DOMTOM-ADSL.COM | 28/06/10 17:32 • Mis à jour le 28/06/10 17:33
L’Arcep (1) a jusqu’au 5 juillet pour rendre sa décision sur le litige qui oppose Mobius (iZi) au groupe Loret Telecom (Mediaserv). Une décision qui pourrait se révéler lourde de conséquences.

Paris, XVe arrondissement. Dans les bureaux de l’Arcep (1) situés au Square Max Hyman, à quelques pas de la gare Montparnasse, traîne un énorme dossier. Un dossier qui pourrait sembler anodin parmi la pile de documents qui s’entasse dans les locaux de l’ex-ART. Ces éléments recèlent pourtant les détails d’une affaire qui pourrait bien bouleverser la distribution du marché des télécoms dans l’île. Ils concernent, en effet, un litige qui oppose le groupe Mobius, plus connu du grand public à travers sa marque iZi, et le groupe Loret Telecom, représenté notamment par sa filiale Mediaserv. Pour comprendre les dessous de cette affaire, il faut remonter à 2003. Afin de réduire - en partie - l’écart de prix et de services qui sépare les offres internet de l’île de celles commercialisées en métropole, la Région entreprend de déployer un énorme réseau de télécommunications dont la vocation est de concurrencer celui de l’opérateur historique. Procédure classique : un appel d’offres est lancé afin de sélectionner un groupement disposant des compétences nécessaires à la mise en place de ce réseau. Juteux marché de 39 millions d’euros (dont 23,8 millions au titre de la délégation de service public versés sur 12 ans et 18 millions d’euros pour le 1er investissement), le projet baptisé "Gazelle" suscite l’appétit des opérateurs. Outremer Telecom, Mediaserv, Mobius... tous s’empressent de présenter une offre. France Télécom se porte lui aussi candidat avant finalement de se retirer. Après une longue délibération, c’est finalement le groupement composé de Mediaserv, Sogetrel et LDC (filiale du groupe Neuf Cegetel) qui décroche le marché le 23 mai 2007. Les trois partenaires montent alors une société indépendante, La Réunion Numérique (LRN), qui fera office de délégataire et qui sera chargée de mener à bien le projet. Jusque là tout va bien.

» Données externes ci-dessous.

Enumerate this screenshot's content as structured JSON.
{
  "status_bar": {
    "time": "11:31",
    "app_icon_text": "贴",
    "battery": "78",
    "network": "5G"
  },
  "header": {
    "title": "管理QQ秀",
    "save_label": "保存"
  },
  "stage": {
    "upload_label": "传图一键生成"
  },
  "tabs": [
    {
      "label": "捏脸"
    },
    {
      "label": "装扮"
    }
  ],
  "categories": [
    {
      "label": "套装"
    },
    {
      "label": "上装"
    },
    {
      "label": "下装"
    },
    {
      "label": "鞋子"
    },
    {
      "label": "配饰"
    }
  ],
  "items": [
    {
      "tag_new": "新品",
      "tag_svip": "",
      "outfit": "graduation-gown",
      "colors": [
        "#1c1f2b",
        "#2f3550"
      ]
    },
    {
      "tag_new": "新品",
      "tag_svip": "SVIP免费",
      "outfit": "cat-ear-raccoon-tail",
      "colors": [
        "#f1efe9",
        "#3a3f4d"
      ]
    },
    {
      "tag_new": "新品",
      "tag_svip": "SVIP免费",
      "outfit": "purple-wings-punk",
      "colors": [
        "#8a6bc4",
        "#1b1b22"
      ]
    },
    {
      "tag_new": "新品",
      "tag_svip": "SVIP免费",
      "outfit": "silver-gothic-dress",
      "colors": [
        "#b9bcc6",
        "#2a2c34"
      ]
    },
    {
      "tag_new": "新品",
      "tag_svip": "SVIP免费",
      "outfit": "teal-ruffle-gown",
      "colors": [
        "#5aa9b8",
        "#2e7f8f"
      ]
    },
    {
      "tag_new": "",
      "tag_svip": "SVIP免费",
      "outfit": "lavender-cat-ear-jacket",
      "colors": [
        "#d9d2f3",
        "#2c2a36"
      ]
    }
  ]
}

"Un scandale financier" selon Mobius

Les choses se corsent en juin 2007, lorsque Mediaservdécide de proposer des forfaits internet grand public sur l’île. Pour desservir ses abonnés, l’opérateur passe tout logiquement par le réseau Gazelle. Rien d’anormal à cela, le but de la Région étant justement d’offrir une infrastructure aux opérateurs de l’île afin de stimuler la concurrence et (si possible) de faire baisser les prix.Mais certains concurrents voient l’arrivée de ce nouvel opérateur internet d’un très mauvais œil. C’est notamment le cas de Yann de Prince, le président directeur général de Mobius, qui a lancé quelques mois avant Mediaserv une offre internet grand public. Commence alors une lutte acharnée entre les deux opérateurs. Une lutte d’abord commerciale qui glissera progressivement sur le terrain judiciaire. Dans cette guerre de tranchées, Mobius dégaine le premier. Fin 2009, Yann de Prince annonce qu’il a l’intention de saisir les autorités compétentes, à savoir l’Arcep et l’Autorité de la concurrence contre Loret Telecom-Mediaserv-LRN. Le PDG de Mobius ne fait pas dans la dentelle. Criant au scandale financier, il affirme que Mediaserv aurait détourné 12,9 millions d’euros de subventions publiques et pointe du doigt ce qu’il estime être "d’énormes irrégularités" dans le dossier Gazelle. Sans surprise, Yann de Prince s’attire les foudres de Loret Telecom mais aussi de la Région. En riposte aux attaques de son concurrent, le groupe Loret Telecom porte plainte pour diffamation. Guy Jarnac, vice-président délégué aux TIC au sein de la collectivité, monte à son tour en première ligne et affirme que la Région va elle aussi porter plainte contre Yann de Prince. Des menaces qui ne semblent pas inquiéter le patron de Mobius. Il faut dire que le jeune chef d’entreprise n’en est pas à son coup d’essai en matière de procès. En 2004, il s’était déjà attaqué avec succès à France Télécom et avait obtenu une baisse des tarifs sur le câble intercontinental Safe.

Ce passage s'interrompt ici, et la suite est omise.